Через пятнадцать лет маленький магический случай со спичками имел свой особый эпилог. Во время бегства отца из захваченного большевиками Петербурга на юг, где-то, снежной ночью, при переходе какого-то моста, его остановил седобородый мужик в овчинном тулупе. Старик попросил огонька, которого у отца не оказалось. Вдруг они узнали друг друга. Дело не в том, удалось ли или нет опростившемуся Куропаткину избежать советского конца (энциклопедия молчит, будто набрав крови в рот). Что любопытно тут для меня, это логическое развитие темы спичек. Те давнишние, волшебные, которые он мне показывал, давно затерялись; пропала и его армия; провалилось все; провалилось, как проваливались сквозь слюду ледка мои заводные паровозы, когда, помнится, я пробовал пускать их через замерзшие лужи в саду висбаденского отеля, зимой 1904–1905 года. Обнаружить и проследить на протяжении своей жизни развитие таких тематических узоров и есть, думается мне, главная задача мемуариста.

4

Ездили мы на разные воды, морские и минеральные, каждую осень, но никогда не оставались так долго – целый год – за границей, как тогда, и мне, шестилетнему, довелось впервые по-настоящему испытать древесным дымом отдающий восторг возвращения на родину – опять же, милость судьбы, одна из ряда прекрасных репетиций, заменивших представление, которое, по мне, может уже не состояться, хотя этого как будто и требует музыкальное разрешение жизни.

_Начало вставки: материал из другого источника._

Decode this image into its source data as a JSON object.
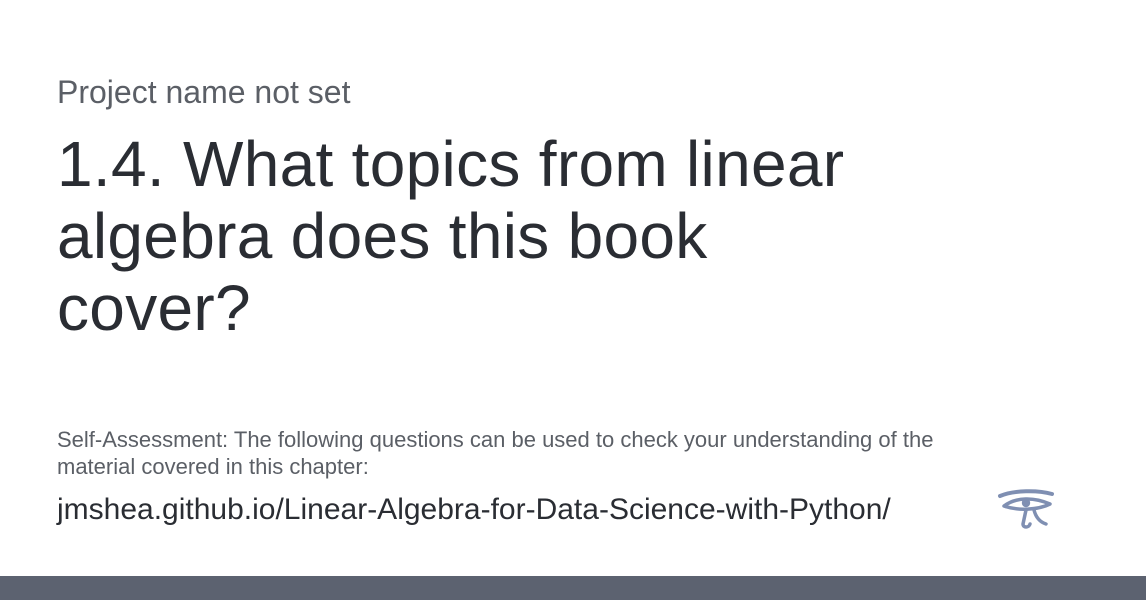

Итак, переходим к лету 1905 года: мать с тремя детьми в петербургском имении; политические дела задерживают отца в столице. В один из коротких своих наездов к нам, в Выру, он заметил, что мы с братом читаем и пишем по-английски отлично, но русской азбуки не знаем (помнится, кроме таких слов, как «какао», я ничего по-русски не мог прочесть). Было решено, что сельский учитель будет приходить нам давать ежедневные уроки и водить нас гулять.

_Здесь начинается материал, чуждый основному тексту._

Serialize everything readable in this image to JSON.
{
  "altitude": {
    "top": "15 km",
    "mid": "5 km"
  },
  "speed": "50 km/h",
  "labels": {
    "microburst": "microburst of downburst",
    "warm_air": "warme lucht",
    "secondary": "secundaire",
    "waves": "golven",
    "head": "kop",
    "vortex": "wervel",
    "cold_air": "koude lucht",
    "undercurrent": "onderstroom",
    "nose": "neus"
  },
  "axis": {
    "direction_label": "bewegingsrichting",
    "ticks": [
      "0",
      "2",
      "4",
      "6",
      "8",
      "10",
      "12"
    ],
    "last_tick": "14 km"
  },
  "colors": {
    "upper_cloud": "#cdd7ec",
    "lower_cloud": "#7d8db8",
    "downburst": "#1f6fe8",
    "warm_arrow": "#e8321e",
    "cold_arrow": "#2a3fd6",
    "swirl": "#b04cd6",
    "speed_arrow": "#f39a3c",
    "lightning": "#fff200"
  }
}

Каким веселым звуком, под стать солнечной и соленой ноте свистка, украшавшего мою белую матроску, зовет меня мое дивное детство на возобновленную встречу с бодрым Василием Мартыновичем! У него было толстовского типа широконосое лицо, пушистая плешь, русые усы и светло-голубые, цвета моей молочной чашки, глаза с небольшим интересным наростом на одном веке. Рукопожатие его было крепкое и влажное. Он носил черный галстук, повязанный либеральным бантом, и люстриновый пиджак. Ко мне, ребенку, он обращался на «вы», как взрослый к взрослому, то есть совершенно по-новому, – не с противной чем-то интонацией наших слуг и, конечно, не с особой пронзительной нежностью, звеневшей в голосе матери (когда мне случалось хватиться самого крохотного пассажира, или оказывался у меня жар, и она переходила на «вы», словно хрупкое «ты» не могло бы выдержать груз ее обожания). Он был, как говорили мои тетки, шипением своего ужаса, как кипятком, ошпаривая человека, «красный»; мой отец его вытащил из какой-то политической истории (а потом, при Ленине, его, по слухам, расстреляли за эсэрство). Брал он меня чудесами чистописания, когда, выводя «покой» или «люди», он придавал какую-то органическую густоту тому или другому сгибу, точно это были готовые ожить ганглии, чернилоносные сосуды. Во время полевых прогулок, завидя косарей, он сочным баритоном кричал им: «Бог помощь!» В дебрях наших лесов, горячо жестикулируя, он говорил о человеколюбии, о свободе, об ужасах войны и о тяжкой необходимости взрывать тиранов динамитом. Когда же он потчевал меня цитатами из «Долой оружье!» благонамеренной, но бездарной Берты Зуттнер, я горячо восставал в защиту кровопролития, спасая свой детский мир пружинных пистолетов и Артуровых рыцарей.